Fifth, data quality is a concern as the Michigan government is correcting some inaccurate facility monitoring reports,⁴⁶ which affects prediction performance for Major and Minor risks (N). The performance is also limited by approximating PWS service population characteristics using the best-fitting boundary census data.

Sixth, future research could examine the relationship between individual health outcomes – particularly waterborne diseases – and drinking water quality, with attention to how socio-economic and socio-demographic factors (eg, bottled water industry) mediate this relationship. This study introduces a new methodological approach (an overall “how-to”) for predicting drinking water quality using PWS characteristics and social determinants of health (non-medical factors).

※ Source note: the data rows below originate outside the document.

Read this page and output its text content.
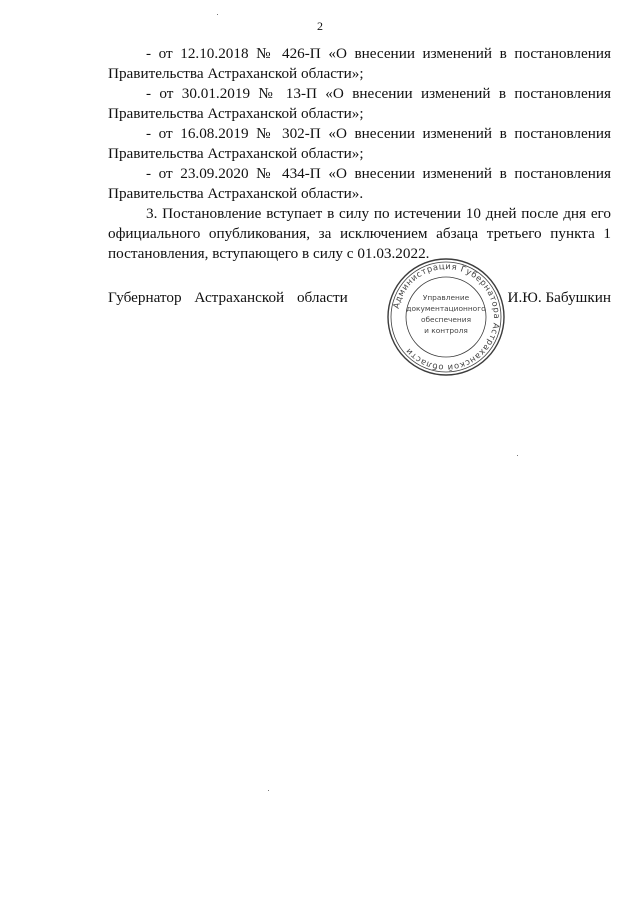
2

- от 12.10.2018 № 426-П «О внесении изменений в постановления Правительства Астраханской области»;

- от 30.01.2019 № 13-П «О внесении изменений в постановления Правительства Астраханской области»;

- от 16.08.2019 № 302-П «О внесении изменений в постановления Правительства Астраханской области»;

- от 23.09.2020 № 434-П «О внесении изменений в постановления Правительства Астраханской области».

3. Постановление вступает в силу по истечении 10 дней после дня его официального опубликования, за исключением абзаца третьего пункта 1 постановления, вступающего в силу с 01.03.2022.

Губернатор Астраханской области	И.Ю. Бабушкин
Администрация Губернатора Астраханской области
Управление
документационного
обеспечения
и контроля
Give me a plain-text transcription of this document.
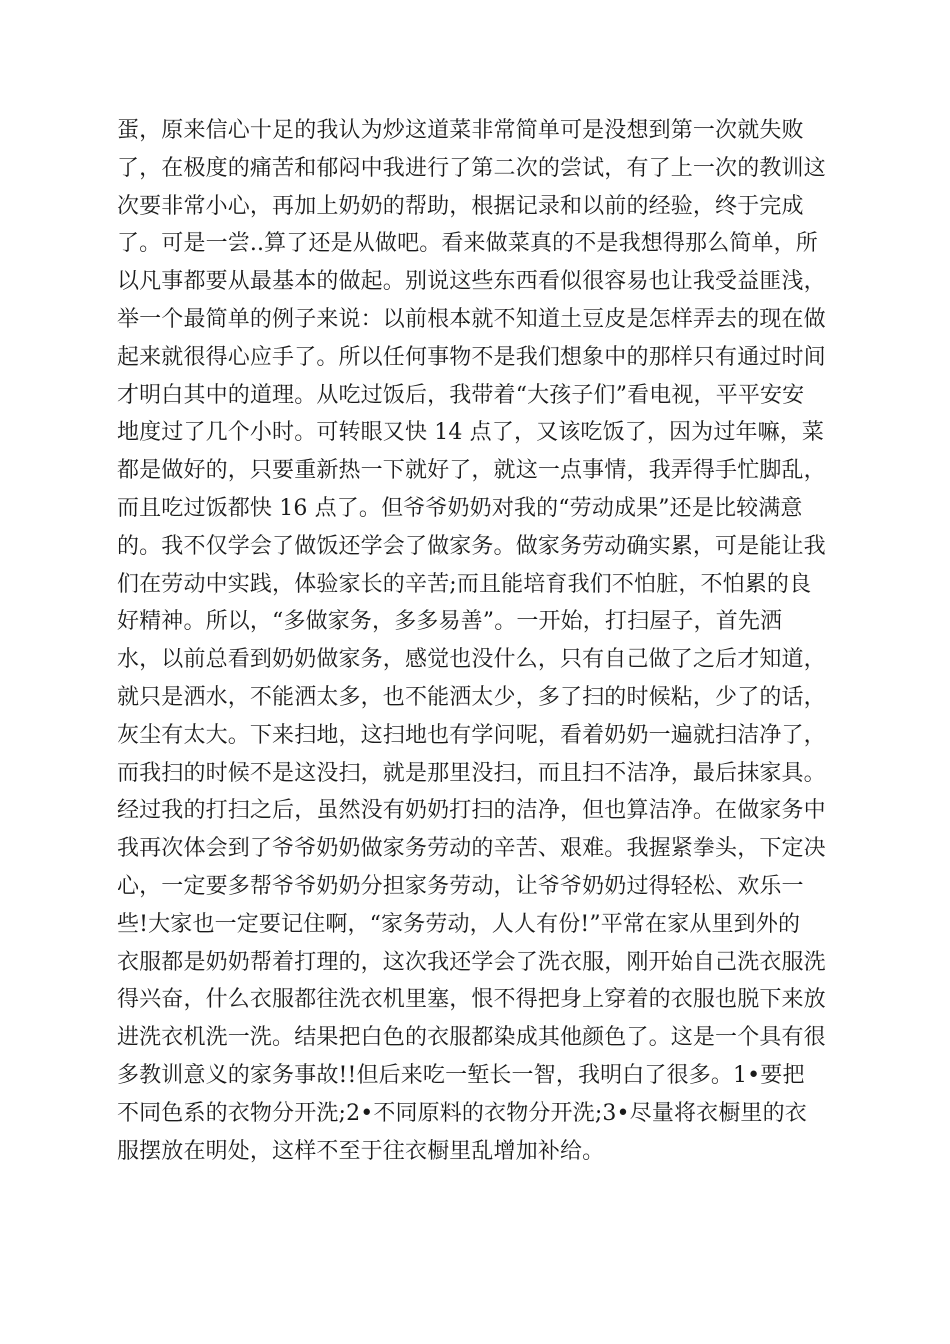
蛋，原来信心十足的我认为炒这道菜非常简单可是没想到第一次就失败
了，在极度的痛苦和郁闷中我进行了第二次的尝试，有了上一次的教训这
次要非常小心，再加上奶奶的帮助，根据记录和以前的经验，终于完成
了。可是一尝..算了还是从做吧。看来做菜真的不是我想得那么简单，所
以凡事都要从最基本的做起。别说这些东西看似很容易也让我受益匪浅，
举一个最简单的例子来说：以前根本就不知道土豆皮是怎样弄去的现在做
起来就很得心应手了。所以任何事物不是我们想象中的那样只有通过时间
才明白其中的道理。从吃过饭后，我带着“大孩子们”看电视，平平安安
地度过了几个小时。可转眼又快 14 点了，又该吃饭了，因为过年嘛，菜
都是做好的，只要重新热一下就好了，就这一点事情，我弄得手忙脚乱，
而且吃过饭都快 16 点了。但爷爷奶奶对我的“劳动成果”还是比较满意
的。我不仅学会了做饭还学会了做家务。做家务劳动确实累，可是能让我
们在劳动中实践，体验家长的辛苦;而且能培育我们不怕脏，不怕累的良
好精神。所以，“多做家务，多多易善”。一开始，打扫屋子，首先洒
水，以前总看到奶奶做家务，感觉也没什么，只有自己做了之后才知道，
就只是洒水，不能洒太多，也不能洒太少，多了扫的时候粘，少了的话，
灰尘有太大。下来扫地，这扫地也有学问呢，看着奶奶一遍就扫洁净了，
而我扫的时候不是这没扫，就是那里没扫，而且扫不洁净，最后抹家具。
经过我的打扫之后，虽然没有奶奶打扫的洁净，但也算洁净。在做家务中
我再次体会到了爷爷奶奶做家务劳动的辛苦、艰难。我握紧拳头，下定决
心，一定要多帮爷爷奶奶分担家务劳动，让爷爷奶奶过得轻松、欢乐一
些!大家也一定要记住啊，“家务劳动，人人有份!”平常在家从里到外的
衣服都是奶奶帮着打理的，这次我还学会了洗衣服，刚开始自己洗衣服洗
得兴奋，什么衣服都往洗衣机里塞，恨不得把身上穿着的衣服也脱下来放
进洗衣机洗一洗。结果把白色的衣服都染成其他颜色了。这是一个具有很
多教训意义的家务事故!!但后来吃一堑长一智，我明白了很多。1•要把
不同色系的衣物分开洗;2•不同原料的衣物分开洗;3•尽量将衣橱里的衣
服摆放在明处，这样不至于往衣橱里乱增加补给。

Importantly, our approach focuses on predicting the service quality of PWS at the plant level (point of entry), rather than individual health outcomes at the household level (point of use).

Future research could examine the generalizability of this predictive approach across other U.S. states and potentially international contexts. Although this study focuses on Michigan, the state comprises approximately 1/15th of all U.S. PWS and reflects governance structures and socio-economic characteristics that are broadly representative of many states.

Conclusion

We compared the Logit, SVM, and XGBoost models for predicting risks using PWS, service community, and regulatory development characteristics, rather than water quality and hydrological parameters. Our findings show that: (1) the XGBoost model outperforms the Logit and SVM models due to its ability to capture complex, nonlinear social relationships underlying the risks; (2) XGBoost is less effective at predicting Major and Minor health-based risks (H) compared to other risk types; (3) community and regulatory characteristics have a greater influence on risk prediction than PWS characteristics; and (4) XGBoost’s performance is comparable to water parameter-based approaches, with the added benefits of lower cost and suitability for long-term forecasting.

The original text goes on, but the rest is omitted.